How the ‘war on drugs’ can kill

Originally published in The Guardian

In America there are plenty of scare stories about the “obesity epidemic”, which is caused by too many Yanks eating too much junk food, and does bad things to public-health statistics. Clearly this obesity problem needs solving, and here’s how: poison the nation’s sugar and fat supply so anyone who eats too much will immediately drop dead, and serve as a warning to children and other impressionables.

Why not? Last week, science writer Deborah Blum reported the US government pulled a similar stunt during prohibition, only with alcohol rather than sweets. Since bootleggers often stole industrial-grade alcohol to resell in drinkable form, the feds figured they’d dissuade potential customers by ordering industrial alcohol manufacturers to spike their wares with poison. Over Christmas 1926 the toxic hooch killed 31 partygoers in New York City alone; estimates for the poison programme’s total death toll go as high as 10,000.
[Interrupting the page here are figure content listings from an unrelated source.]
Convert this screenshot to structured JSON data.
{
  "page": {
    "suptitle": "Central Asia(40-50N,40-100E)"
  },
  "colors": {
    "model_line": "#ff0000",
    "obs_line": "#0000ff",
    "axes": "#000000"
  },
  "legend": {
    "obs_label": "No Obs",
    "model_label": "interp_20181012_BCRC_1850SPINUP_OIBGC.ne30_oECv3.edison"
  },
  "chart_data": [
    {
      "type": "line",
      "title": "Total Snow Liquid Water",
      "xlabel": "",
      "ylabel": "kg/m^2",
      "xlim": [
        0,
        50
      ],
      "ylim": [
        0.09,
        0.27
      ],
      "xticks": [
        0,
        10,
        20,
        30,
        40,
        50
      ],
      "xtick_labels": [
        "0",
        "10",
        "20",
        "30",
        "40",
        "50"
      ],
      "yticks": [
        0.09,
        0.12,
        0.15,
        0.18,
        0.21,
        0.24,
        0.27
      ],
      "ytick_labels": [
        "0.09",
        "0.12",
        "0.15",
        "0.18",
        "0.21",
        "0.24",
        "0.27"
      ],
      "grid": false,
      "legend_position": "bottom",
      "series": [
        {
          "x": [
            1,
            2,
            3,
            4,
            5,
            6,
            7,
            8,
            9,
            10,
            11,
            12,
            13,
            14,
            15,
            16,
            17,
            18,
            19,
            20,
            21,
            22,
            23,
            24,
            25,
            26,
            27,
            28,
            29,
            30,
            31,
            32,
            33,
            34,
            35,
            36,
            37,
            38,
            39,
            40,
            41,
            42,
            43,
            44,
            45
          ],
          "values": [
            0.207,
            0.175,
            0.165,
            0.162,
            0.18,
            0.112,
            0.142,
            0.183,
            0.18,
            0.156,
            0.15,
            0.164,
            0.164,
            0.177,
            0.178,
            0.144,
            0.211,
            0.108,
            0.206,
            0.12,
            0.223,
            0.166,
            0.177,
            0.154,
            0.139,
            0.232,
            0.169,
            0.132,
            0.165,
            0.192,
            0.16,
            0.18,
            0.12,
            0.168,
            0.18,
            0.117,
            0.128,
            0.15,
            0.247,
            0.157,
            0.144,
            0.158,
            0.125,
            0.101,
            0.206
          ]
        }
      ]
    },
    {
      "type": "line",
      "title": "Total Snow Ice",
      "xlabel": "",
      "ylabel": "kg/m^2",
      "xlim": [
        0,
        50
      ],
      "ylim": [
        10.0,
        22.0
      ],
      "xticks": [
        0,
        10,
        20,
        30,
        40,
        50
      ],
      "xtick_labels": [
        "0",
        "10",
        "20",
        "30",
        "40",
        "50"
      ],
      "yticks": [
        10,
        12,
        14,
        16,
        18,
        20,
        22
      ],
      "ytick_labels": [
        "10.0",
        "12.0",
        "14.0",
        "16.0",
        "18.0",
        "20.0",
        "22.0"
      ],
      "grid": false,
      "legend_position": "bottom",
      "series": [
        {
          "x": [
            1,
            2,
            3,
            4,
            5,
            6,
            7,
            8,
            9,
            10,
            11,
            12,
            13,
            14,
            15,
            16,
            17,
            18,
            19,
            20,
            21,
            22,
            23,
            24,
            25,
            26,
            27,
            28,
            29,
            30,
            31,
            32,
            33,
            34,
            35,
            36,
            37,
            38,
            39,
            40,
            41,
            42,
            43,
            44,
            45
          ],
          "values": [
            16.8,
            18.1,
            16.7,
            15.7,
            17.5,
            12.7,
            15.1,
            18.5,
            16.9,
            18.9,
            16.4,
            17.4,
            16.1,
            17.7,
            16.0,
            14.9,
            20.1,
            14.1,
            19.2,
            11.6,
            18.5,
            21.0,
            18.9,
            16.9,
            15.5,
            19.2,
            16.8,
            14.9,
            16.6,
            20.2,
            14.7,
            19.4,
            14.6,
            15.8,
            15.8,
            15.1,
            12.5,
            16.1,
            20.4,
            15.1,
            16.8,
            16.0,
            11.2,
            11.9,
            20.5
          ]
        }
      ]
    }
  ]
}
Killing people to enforce a law ostensibly for their own good: it’s like the punitive zeal that applies to America’s “war on drugs”. Harm-reduction measures are always shot down by the drug warriors, who fear such initiatives as needle-exchange programmes, pharmaceutical heroin, and testing in nightclubs to ensure drugs aren’t contaminated “send the wrong message” – but they must know that without them, bad consequences of drug use are more likely. Where drug warriors are concerned, reducing the rate of contagion of diseases such as Aids or hepatitis isn’t nearly as important as sending the message: “Drugs are bad, OK?”

Even if you favour the argument that “drug users are lawbreakers by definition, and who cares what happens to criminals?” it still raises the question: why do crimes of intoxication inspire such governmental extremes? The feds don’t booby-trap houses to kill burglars. Murder and rape are serious crimes, but convictions won’t disqualify you for college financial aid, whereas a drug conviction just might. Non-violent drug offences can carry criminal penalties higher than those for theft, assault and even murder: the “Preppie Killer” Robert Chambers got 15 years in prison for strangling a young woman to death in 1986. He faced a much stiffer sentence for selling cocaine: he plea-bargained for 19 years rather than risk being sentenced to life.

What rationale makes authorities believe selling illicit powder warrants a higher penalty than strangling the life out of a person? Is it simply that people who take drugs are seen as misfits? As Aldous Huxley wrote in Brave New World:

“No offence is as heinous as unorthodoxy of behaviour. Murder kills only the individual – and after all, what is an individual? We can make a new one with the greatest ease – as many as we like. Unorthodoxy threatens more than the life of a mere individual; it strikes at Society itself.”

It requires no propaganda, let alone dangerous traps, to convince people that murder, assault or theft should be crimes; those tricks justify crimes not against individuals or even property, but the nebulous victim named “society.”

In the 1920s, when prohibition ruled the day, we had over 100 million individuals living in America. Today there are over 300 million, with more arriving each day. So what is an individual? We can get as many new ones as we like. But unorthodoxy threatens more than the life of a mere individual; it strikes at society itself.